The products are equilibrium mixtures of the codimer (R_{2}AlX • RAlX_{2}) and homodimers [(R_{2}AlX)_{2} and (RAlX_{2})_{2}], in which the two aluminium atoms of each component are halogen-bridged.

When byproduct reactions take place to a significant extent, the excess Al – Cl content in the R_{3}Al_{2}Cl_{3} product can be decreased by addition of the calculated amount of triethylaluminium. Overall, however, it is critical to control reaction conditions as slight excursions can result in catastrophic events.

== Reactions==

===Conversion to trialkylaluminium compounds ===
The alkylaluminium sesquihalides convert to dialkylaluminium halide or trialkylaluminium materials upon treatment with active metals, such as sodium or magnesium. For example, diethylaluminium chloride or triethylaluminium can be produced from ethylaluminium sesquichloride by sodium reduction:

2 (C_{2}H_{5})_{3}Al_{2}Cl_{3} + 3 Na → 3 (C_{2}H_{5})_{2}AlCl + Al + 3 NaCl

3 (C_{2}H_{5})_{2}AlCl + 3 Na → 2 (C_{2}H_{5})_{3}Al + Al + 3 NaCl

A magnesium-aluminium alloy can provide the reduction function simultaneously with reaction between aluminium and the alkyl halide:

4 C_{2}H_{5}Cl + Al_{2}Mg → 2 (C_{2}H_{5})_{2}AlCl + MgCl_{2}

The sesquichloride reduction process is currently the most economical route available for production of trimethylaluminium. Trialkylaluminium products made by this process generally contain trace levels of residual chloride but do not contain aluminium hydrides other low-level components found in the aluminium-hydrogen-olefin processes.

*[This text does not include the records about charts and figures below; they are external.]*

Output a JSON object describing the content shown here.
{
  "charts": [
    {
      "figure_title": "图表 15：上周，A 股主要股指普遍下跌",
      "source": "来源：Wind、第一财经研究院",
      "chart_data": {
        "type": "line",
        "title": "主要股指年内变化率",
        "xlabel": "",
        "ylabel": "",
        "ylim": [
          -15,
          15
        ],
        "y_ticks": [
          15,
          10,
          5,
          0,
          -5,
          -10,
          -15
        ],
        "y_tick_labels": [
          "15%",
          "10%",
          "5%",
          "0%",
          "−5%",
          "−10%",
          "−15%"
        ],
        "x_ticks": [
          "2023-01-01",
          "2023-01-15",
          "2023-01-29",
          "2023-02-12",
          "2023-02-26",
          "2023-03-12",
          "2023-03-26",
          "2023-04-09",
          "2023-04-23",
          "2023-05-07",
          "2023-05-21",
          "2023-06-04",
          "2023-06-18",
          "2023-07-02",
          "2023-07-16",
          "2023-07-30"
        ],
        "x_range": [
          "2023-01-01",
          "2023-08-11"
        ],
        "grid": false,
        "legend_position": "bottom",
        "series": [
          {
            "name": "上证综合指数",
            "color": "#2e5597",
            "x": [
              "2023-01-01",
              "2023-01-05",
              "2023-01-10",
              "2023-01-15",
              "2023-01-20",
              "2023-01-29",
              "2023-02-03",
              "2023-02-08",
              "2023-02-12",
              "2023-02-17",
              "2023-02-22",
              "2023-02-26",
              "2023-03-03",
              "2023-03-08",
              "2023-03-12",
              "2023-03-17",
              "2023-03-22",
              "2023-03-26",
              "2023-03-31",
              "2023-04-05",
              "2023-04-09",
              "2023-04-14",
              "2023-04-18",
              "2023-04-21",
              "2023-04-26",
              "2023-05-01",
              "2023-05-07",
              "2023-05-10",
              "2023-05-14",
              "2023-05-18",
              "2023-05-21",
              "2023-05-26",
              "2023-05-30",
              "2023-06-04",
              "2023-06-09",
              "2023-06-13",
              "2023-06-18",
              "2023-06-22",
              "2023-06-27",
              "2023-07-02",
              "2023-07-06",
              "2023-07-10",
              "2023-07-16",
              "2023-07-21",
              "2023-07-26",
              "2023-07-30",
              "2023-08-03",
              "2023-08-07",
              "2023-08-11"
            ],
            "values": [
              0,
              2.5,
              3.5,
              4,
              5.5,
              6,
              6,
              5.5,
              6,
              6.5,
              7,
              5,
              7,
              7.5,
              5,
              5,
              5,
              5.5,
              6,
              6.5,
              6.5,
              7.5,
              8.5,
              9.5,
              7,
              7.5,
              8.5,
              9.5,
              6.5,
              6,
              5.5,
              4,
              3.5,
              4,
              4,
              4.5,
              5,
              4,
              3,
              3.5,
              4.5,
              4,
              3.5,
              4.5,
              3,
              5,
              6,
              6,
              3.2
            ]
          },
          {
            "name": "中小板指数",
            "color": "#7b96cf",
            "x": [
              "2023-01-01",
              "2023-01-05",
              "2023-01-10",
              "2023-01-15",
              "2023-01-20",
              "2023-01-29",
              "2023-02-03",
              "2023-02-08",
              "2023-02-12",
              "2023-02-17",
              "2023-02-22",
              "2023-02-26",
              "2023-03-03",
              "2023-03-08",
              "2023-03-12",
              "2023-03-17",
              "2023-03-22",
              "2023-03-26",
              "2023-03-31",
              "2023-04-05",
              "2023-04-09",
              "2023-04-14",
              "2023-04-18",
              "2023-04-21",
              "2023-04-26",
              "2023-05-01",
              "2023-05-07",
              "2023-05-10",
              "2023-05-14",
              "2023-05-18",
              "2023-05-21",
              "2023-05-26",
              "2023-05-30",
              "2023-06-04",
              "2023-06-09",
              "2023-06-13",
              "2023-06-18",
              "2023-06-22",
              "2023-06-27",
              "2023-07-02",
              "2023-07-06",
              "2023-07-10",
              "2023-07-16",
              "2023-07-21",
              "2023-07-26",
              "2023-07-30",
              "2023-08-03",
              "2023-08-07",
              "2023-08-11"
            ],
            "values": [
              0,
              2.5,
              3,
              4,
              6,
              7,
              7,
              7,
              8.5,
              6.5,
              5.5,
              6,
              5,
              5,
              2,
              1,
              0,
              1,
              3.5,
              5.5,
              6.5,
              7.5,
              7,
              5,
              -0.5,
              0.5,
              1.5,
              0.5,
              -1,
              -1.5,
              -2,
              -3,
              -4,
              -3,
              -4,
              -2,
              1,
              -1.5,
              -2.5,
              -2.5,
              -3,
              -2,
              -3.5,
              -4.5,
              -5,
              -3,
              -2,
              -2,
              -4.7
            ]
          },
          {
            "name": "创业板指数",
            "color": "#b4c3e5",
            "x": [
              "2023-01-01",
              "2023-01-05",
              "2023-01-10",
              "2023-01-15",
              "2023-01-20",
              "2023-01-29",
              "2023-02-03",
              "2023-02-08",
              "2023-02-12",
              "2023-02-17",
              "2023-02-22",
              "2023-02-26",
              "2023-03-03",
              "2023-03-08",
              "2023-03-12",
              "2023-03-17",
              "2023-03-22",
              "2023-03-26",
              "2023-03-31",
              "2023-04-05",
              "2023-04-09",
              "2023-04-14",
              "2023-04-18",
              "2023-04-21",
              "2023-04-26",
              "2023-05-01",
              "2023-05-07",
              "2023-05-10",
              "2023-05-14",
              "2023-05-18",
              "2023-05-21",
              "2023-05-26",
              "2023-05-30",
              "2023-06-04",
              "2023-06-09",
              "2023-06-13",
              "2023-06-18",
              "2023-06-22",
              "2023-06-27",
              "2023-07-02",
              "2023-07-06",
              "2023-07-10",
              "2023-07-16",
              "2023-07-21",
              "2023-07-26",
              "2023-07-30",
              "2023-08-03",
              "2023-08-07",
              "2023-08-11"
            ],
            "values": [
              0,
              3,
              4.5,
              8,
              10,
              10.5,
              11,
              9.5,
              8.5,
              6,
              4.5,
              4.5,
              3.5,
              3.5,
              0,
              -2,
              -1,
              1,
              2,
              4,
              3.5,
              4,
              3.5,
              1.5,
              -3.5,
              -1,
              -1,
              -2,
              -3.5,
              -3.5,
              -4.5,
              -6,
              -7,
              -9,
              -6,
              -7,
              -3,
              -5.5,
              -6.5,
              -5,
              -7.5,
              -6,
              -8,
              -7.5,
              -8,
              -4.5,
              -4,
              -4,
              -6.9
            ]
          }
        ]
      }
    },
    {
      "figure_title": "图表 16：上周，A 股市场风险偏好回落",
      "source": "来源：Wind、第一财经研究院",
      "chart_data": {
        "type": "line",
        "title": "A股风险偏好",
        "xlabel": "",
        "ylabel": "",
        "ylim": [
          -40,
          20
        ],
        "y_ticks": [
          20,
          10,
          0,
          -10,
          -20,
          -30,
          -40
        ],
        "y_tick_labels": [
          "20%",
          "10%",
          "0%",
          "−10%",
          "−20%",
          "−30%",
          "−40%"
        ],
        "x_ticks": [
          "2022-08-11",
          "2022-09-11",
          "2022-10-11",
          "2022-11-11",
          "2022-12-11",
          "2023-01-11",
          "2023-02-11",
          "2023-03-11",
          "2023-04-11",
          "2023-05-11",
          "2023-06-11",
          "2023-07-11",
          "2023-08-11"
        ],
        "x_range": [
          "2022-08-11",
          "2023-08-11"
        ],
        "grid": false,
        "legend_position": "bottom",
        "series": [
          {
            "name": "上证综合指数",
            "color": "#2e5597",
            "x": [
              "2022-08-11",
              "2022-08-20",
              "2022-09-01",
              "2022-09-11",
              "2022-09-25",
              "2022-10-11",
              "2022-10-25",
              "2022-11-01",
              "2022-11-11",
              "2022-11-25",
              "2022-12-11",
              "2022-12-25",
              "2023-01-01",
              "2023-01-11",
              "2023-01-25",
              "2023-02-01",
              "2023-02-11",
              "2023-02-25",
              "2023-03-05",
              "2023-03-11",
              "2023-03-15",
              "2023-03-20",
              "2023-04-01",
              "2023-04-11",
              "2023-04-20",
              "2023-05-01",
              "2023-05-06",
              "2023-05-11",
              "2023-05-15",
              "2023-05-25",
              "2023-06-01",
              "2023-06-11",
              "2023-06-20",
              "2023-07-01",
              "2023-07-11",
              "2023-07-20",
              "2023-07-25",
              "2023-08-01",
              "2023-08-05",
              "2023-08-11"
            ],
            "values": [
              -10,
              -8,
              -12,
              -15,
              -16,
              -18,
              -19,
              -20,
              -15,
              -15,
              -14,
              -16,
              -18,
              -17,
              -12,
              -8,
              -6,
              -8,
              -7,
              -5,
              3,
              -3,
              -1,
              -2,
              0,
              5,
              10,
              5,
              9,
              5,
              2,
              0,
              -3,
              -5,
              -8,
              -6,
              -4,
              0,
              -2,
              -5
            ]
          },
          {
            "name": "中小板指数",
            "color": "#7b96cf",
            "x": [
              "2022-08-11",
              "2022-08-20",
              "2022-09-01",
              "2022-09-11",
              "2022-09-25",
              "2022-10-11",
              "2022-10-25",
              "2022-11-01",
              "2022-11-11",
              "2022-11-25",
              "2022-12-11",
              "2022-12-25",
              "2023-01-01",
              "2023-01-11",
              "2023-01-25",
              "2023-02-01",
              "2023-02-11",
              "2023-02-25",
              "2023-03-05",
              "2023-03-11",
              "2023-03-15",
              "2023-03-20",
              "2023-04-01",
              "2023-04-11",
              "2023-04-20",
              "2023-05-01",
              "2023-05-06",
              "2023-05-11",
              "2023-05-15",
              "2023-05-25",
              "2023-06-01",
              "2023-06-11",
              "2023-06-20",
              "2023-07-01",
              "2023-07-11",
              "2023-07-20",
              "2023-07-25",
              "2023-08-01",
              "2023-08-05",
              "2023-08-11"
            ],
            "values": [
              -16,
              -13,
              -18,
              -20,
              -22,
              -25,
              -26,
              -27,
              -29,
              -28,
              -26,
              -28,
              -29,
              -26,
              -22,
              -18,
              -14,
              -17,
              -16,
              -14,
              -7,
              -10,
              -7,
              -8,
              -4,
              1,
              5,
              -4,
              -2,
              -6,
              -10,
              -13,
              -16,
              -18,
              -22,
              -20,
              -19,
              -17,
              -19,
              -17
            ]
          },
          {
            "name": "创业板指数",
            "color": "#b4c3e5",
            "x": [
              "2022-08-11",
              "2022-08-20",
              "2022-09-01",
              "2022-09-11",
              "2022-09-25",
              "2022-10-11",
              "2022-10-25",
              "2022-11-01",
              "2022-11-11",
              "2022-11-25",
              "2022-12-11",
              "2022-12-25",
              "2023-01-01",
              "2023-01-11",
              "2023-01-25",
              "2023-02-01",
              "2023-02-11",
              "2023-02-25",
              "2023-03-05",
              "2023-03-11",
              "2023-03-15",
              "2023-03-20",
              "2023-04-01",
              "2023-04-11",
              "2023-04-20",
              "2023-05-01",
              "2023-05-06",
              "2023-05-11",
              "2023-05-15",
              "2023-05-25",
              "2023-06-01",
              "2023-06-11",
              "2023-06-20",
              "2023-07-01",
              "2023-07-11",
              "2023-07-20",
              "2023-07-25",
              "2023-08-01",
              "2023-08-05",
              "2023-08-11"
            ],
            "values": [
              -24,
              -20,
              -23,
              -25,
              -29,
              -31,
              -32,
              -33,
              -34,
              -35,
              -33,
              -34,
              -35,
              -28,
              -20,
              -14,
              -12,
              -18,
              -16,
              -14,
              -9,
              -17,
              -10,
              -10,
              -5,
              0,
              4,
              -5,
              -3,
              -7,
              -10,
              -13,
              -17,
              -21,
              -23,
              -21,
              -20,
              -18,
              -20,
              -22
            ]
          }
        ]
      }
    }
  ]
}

=== Reaction of acids with trialkylaluminiums to produce alkylaluminium chlorides ===
Diethylaluminium chloride (DEAC), ethylaluminium sesquichloride (EASC), and ethylaluminium dichloride (EADC) can all be prepared by the reaction of triethylaluminium with HCl (where n = 1,1.5 or 2):

(C_{2}H_{5})_{3}Al_{3} + n HCl → (C_{2}H_{5})_{3−n}AlCl_{n} + n C_{2}H_{6}

The products and their derivatives are used as components of catalysts for the production of polyolefins and some elastomers.